Wizard-haired Wrench, meanwhile, is an Anglesey-born producer and engineer boasting credits on records by everyone from Caribou, Bat For Lashes and Beth Orton to Let's Eat Grandma and Gwenno. The Welsh connection is evident in the title of their debut LP Now! (In A Minute), released on Heavenly at the tail end of 2018, and on its third track 'It Get Be So Swansea', a playful ditty on which the lustful Ling imagines "eating mussels, staring at your muscles".

While Wrench busies himself behind his gadgets, occasionally strapping on a guitar, Ling is a non-stop ball of energy, steadfastly refusing to take off her silver puffa jacket, singing about Henry Hoovers and finishing off a monotone rendition of John Lennon's 'Jealous Guy' in mic-drop style with "I didn't mean to hurt you / I'm just a bastard".
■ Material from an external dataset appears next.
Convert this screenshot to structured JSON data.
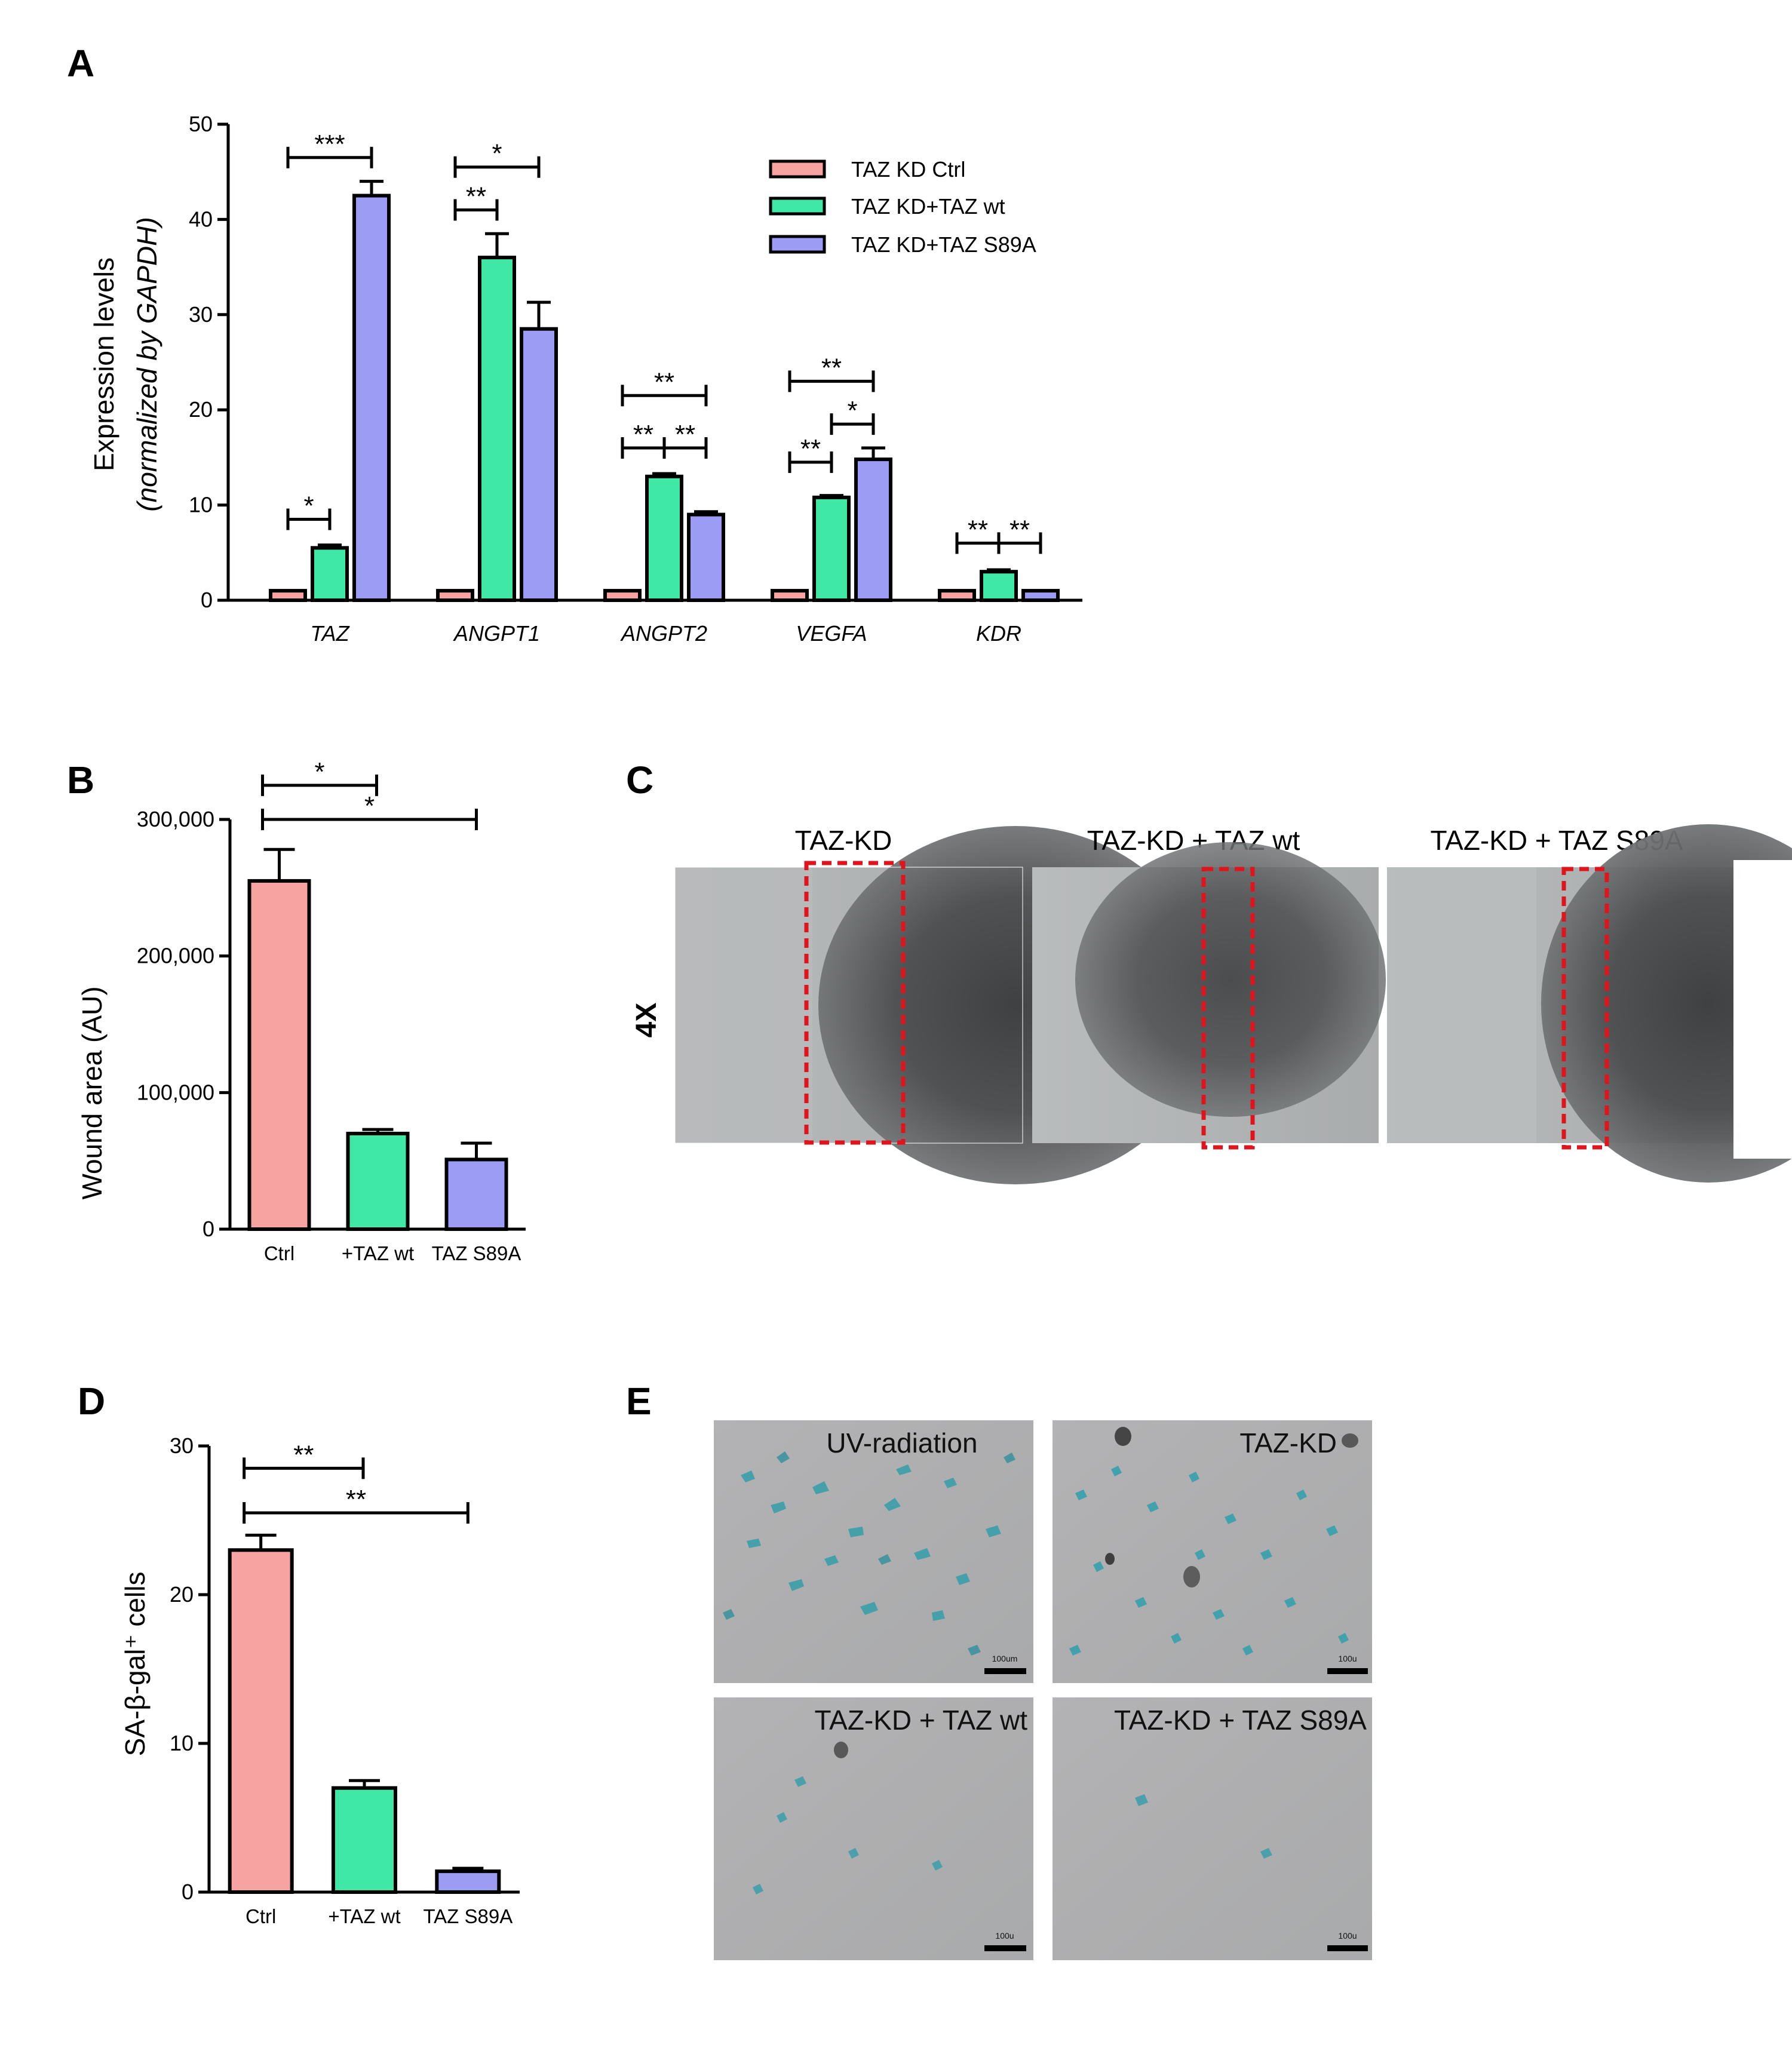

Setting aside the oddest moments of a very odd album (plummy-voiced narratives about hellish family road trips to Devon, eccentric matriarchs and sweaty tuna sandwiches, anyone?), the duo concentrate instead on their more immediate material: the Bjorky gothicisms of 'Gothenburg'; the PJ Harvey-esque incantation 'Womanly Blood'; the vaguely sinister ambient ballad 'Pebbles' ("I love you more than the human race"); and, best of all, the record's bona-fide bangers 'Dance Your Life Away', 'Friends In The Bubble Bath' and 'Hot Salt' - Wrench's "Well that was me, sleeping in your garden / That much is true" in the latter a hilarious acknowledgement of the obvious debt it owes to The Human League's 'Don't You Want Me'.

That trio of tracks, plus an equally immediate new song, suggest that chart success could be theirs if they want it - as unlikely as that might seem at first. One thing's for sure, though - Audiobooks are as fun as they are weird, a fresh take on British pop eccentricity.

(An edited version of this review appeared on the Buzz website.)